As soon as I read this article I told my family that evening, while we sat around the table eating our dinner, that this was our special new thing. My children embraced it way more than I could have imagined. I realized that many nights my husband and I would have a conversation that may not have always included our children and many times our children were forced to just sit and listen to us talk.  In other words, we weren't talking TO our children enough. 

As months passed, I saw a significant change in my family by applying a simple, but very important concept. We explained to our children that every day should be filled with lots of Roses and sort of discourage thinking of a Thorn.  If they have a Thorn, they of course share it, but we try to teach them to focus on what makes you happy instead of what makes you sad.

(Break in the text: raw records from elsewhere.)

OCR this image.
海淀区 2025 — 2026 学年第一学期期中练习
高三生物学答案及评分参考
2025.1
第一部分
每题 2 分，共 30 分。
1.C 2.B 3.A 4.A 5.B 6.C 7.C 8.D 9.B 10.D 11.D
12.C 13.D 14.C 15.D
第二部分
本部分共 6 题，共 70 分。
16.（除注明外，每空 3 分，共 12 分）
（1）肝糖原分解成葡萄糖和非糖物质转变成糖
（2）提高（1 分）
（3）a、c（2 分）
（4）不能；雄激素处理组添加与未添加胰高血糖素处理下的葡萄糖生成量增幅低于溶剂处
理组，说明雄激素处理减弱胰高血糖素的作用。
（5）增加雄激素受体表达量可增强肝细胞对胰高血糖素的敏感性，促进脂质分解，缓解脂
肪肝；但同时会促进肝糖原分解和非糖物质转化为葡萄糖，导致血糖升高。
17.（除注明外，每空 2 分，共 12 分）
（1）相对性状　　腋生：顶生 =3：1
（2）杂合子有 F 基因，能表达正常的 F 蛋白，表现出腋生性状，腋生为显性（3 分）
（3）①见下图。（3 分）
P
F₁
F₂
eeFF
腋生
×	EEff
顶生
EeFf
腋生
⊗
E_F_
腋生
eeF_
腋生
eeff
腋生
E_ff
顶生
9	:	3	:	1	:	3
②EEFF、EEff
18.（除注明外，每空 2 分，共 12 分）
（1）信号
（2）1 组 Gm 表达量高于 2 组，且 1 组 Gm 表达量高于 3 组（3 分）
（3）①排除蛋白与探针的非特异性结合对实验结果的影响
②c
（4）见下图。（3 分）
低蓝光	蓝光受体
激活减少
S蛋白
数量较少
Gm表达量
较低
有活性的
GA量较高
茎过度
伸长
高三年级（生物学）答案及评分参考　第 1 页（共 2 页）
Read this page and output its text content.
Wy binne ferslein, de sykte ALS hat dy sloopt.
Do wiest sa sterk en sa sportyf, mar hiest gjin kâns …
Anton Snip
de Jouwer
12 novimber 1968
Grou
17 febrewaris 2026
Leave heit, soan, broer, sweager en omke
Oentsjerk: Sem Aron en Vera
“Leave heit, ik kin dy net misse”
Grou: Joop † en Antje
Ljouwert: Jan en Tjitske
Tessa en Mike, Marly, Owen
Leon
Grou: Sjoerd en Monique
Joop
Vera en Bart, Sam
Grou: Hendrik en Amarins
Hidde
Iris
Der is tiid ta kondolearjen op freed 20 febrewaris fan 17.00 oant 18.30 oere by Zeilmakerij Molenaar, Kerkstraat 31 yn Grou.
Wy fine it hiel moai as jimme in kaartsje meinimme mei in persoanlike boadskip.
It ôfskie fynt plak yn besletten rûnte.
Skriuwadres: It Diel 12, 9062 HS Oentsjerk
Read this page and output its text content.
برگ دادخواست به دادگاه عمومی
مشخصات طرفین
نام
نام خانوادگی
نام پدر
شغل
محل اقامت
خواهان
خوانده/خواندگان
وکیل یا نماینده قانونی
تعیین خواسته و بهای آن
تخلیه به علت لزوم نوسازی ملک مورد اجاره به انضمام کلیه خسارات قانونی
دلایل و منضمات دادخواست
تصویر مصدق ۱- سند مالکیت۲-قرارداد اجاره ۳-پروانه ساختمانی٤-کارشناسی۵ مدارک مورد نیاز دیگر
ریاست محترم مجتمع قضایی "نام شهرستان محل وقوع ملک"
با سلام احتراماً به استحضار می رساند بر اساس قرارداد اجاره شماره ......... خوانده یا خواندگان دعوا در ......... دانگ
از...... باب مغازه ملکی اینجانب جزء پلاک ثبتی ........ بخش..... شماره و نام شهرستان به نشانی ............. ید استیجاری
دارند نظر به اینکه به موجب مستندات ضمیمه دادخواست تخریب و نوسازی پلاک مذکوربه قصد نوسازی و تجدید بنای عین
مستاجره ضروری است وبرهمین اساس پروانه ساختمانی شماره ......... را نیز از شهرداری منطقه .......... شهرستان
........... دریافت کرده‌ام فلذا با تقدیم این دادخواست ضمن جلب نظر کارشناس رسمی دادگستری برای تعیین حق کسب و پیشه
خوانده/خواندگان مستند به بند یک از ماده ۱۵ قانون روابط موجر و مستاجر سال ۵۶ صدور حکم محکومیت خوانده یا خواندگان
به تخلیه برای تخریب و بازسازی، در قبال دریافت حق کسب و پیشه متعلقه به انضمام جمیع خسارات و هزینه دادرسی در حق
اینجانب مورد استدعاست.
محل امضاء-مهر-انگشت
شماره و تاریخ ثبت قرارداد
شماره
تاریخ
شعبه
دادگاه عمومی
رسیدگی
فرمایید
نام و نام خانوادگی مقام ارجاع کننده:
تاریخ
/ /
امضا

My family has grown so close by this small, simple concept.  This works for young children or old children. We even make people who come to our house for dinner share their Roses and Thorns and it helps us to get to know them even more too.  So here is my advice/challenge to you. Try this in your house even for just a week and I PROMISE the results will be amazing. You will learn things about your children that you never knew before. It really opened up a new level of communication in my family and we are stronger and closer because of it.